According to an article I came across yesterday music might be what enables us to acquire language, and spoken language could be thought of as a special type of music.
When acquiring language babies first hear speech as “an intentional and often repetitive vocal performance” and they learn to hear and mimic its emotional and musical components, such as rhythm and pitch, before they start to learn and focus on meaning. Being able to distinguish the different sounds of speech seems to be an essential first step for the acquisition of language. Newborn babies are able to distinguish phonemes of any language they hear, but gradually focus on the language(s) they hear most often.
The researchers also found connections between how the brain processes consonants and how it recognize the timbre of different instruments – both processes that require rapid processing.
These findings lend support to the idea that singing came before speech, as discussed in The Singing Neanderthals: The Origins of Music, Language, Mind and Body by Steven Mithen.

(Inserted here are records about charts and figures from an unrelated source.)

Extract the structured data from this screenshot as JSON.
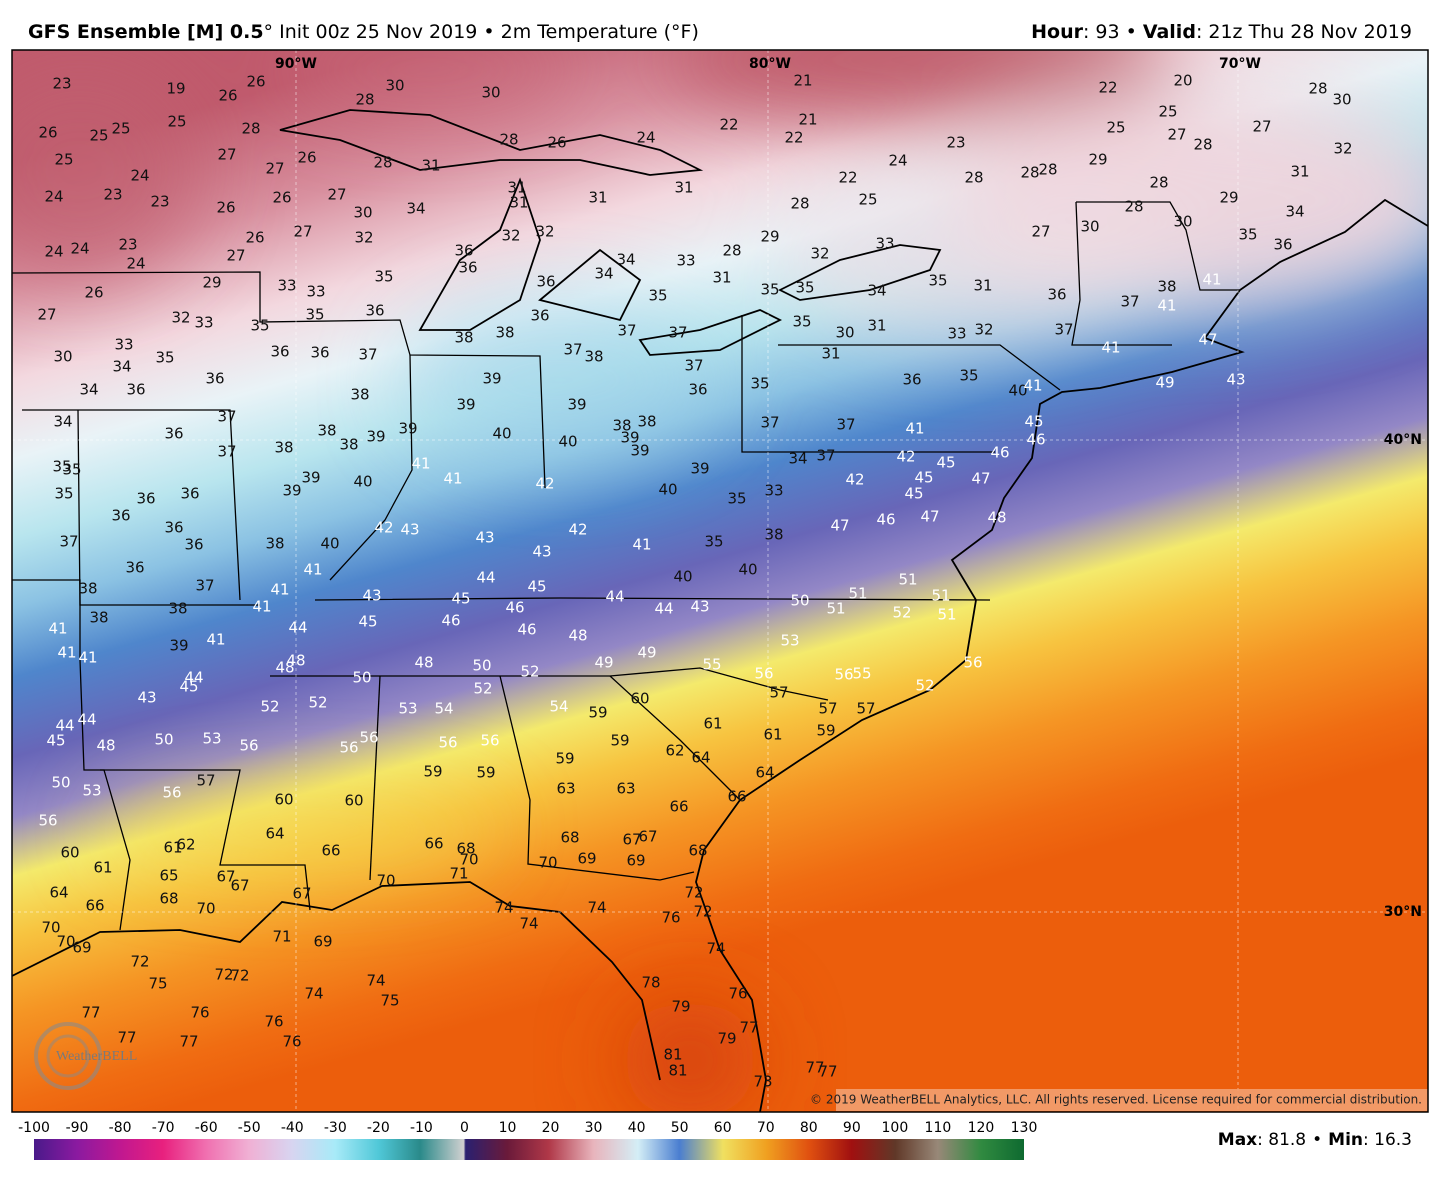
{
  "header": {
    "model": "GFS Ensemble [M] 0.5",
    "init": "° Init 00z 25 Nov 2019",
    "separator": "•",
    "field": "2m Temperature (°F)",
    "hour_label": "Hour",
    "hour": ": 93",
    "valid_label": "Valid",
    "valid": ": 21z Thu 28 Nov 2019"
  },
  "map": {
    "longitude_labels": [
      "90°W",
      "80°W",
      "70°W"
    ],
    "latitude_labels": [
      "40°N",
      "30°N"
    ],
    "station_values": [
      23,
      19,
      26,
      26,
      30,
      28,
      30,
      26,
      25,
      25,
      25,
      28,
      27,
      27,
      26,
      28,
      31,
      25,
      24,
      24,
      23,
      23,
      26,
      26,
      27,
      30,
      32,
      34,
      28,
      26,
      24,
      22,
      22,
      21,
      21,
      22,
      25,
      24,
      23,
      28,
      28,
      28,
      29,
      22,
      20,
      25,
      25,
      27,
      28,
      27,
      28,
      30,
      32,
      31,
      28,
      28,
      29,
      34,
      35,
      36,
      30,
      30,
      27,
      24,
      24,
      23,
      24,
      27,
      26,
      27,
      31,
      31,
      31,
      31,
      28,
      29,
      28,
      26,
      29,
      33,
      33,
      35,
      36,
      36,
      32,
      32,
      36,
      34,
      34,
      33,
      31,
      32,
      33,
      35,
      31,
      34,
      35,
      35,
      27,
      32,
      33,
      35,
      35,
      36,
      36,
      35,
      30,
      33,
      34,
      35,
      36,
      36,
      37,
      38,
      38,
      37,
      38,
      37,
      37,
      37,
      36,
      35,
      30,
      31,
      31,
      33,
      32,
      36,
      37,
      37,
      38,
      41,
      41,
      41,
      47,
      49,
      43,
      34,
      36,
      36,
      38,
      39,
      39,
      39,
      35,
      36,
      35,
      40,
      41,
      45,
      46,
      46,
      34,
      36,
      37,
      37,
      38,
      38,
      38,
      39,
      39,
      40,
      40,
      38,
      38,
      39,
      39,
      37,
      37,
      41,
      42,
      34,
      37,
      35,
      35,
      35,
      36,
      36,
      36,
      39,
      39,
      40,
      41,
      41,
      42,
      39,
      40,
      35,
      33,
      42,
      45,
      45,
      45,
      47,
      47,
      46,
      48,
      47,
      37,
      36,
      36,
      38,
      40,
      42,
      43,
      43,
      43,
      42,
      41,
      35,
      38,
      40,
      36,
      38,
      37,
      41,
      41,
      44,
      45,
      43,
      40,
      51,
      51,
      51,
      50,
      51,
      38,
      38,
      41,
      44,
      45,
      45,
      46,
      46,
      46,
      48,
      44,
      44,
      43,
      52,
      51,
      41,
      41,
      41,
      39,
      41,
      48,
      48,
      48,
      50,
      52,
      49,
      49,
      53,
      55,
      56,
      56,
      55,
      56,
      43,
      44,
      45,
      52,
      52,
      50,
      52,
      53,
      54,
      54,
      59,
      60,
      57,
      57,
      57,
      52,
      44,
      44,
      45,
      48,
      50,
      53,
      56,
      56,
      56,
      56,
      56,
      59,
      61,
      61,
      59,
      50,
      53,
      56,
      57,
      59,
      59,
      59,
      62,
      64,
      64,
      56,
      60,
      60,
      63,
      63,
      66,
      66,
      60,
      61,
      61,
      62,
      64,
      66,
      66,
      68,
      70,
      68,
      69,
      67,
      67,
      69,
      68,
      70,
      64,
      65,
      67,
      67,
      71,
      70,
      67,
      68,
      66,
      70,
      72,
      72,
      74,
      74,
      74,
      76,
      70,
      70,
      69,
      71,
      69,
      74,
      72,
      75,
      72,
      72,
      74,
      75,
      74,
      78,
      76,
      77,
      76,
      76,
      79,
      77,
      77,
      77,
      76,
      79,
      81,
      81,
      73,
      77,
      77
    ],
    "logo": "WeatherBELL",
    "copyright": "© 2019 WeatherBELL Analytics, LLC. All rights reserved. License required for commercial distribution."
  },
  "colorbar": {
    "ticks": [
      -100,
      -90,
      -80,
      -70,
      -60,
      -50,
      -40,
      -30,
      -20,
      -10,
      0,
      10,
      20,
      30,
      40,
      50,
      60,
      70,
      80,
      90,
      100,
      110,
      120,
      130
    ]
  },
  "stats": {
    "max_label": "Max",
    "max": ": 81.8",
    "separator": "•",
    "min_label": "Min",
    "min": ": 16.3"
  }
}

I find that it helps to spend time listening to a language to tune your ears to its sounds, and to mimic those sounds, even though you don’t understand what they mean at first – a bit like a baby. If you spend plenty of time listening to a language, when you learn words and phrases it’s easier because they already sound familiar. I probably heard hundreds of hours of Taiwanese while I was in Taiwan, for example, so it sounds familiar, even though I don’t understand much. If I decided to learn more of it, I would find it easier than a language I haven’t heard so much.
Some would call this passive listening, but it isn’t passive – your brain is busily working away trying to make sense of all these strange sounds you’re filling it with and looking for patterns. You can’t learn a language simply by listening – conversational interactions with others are also needed – but I think listening is an important part of the learning process.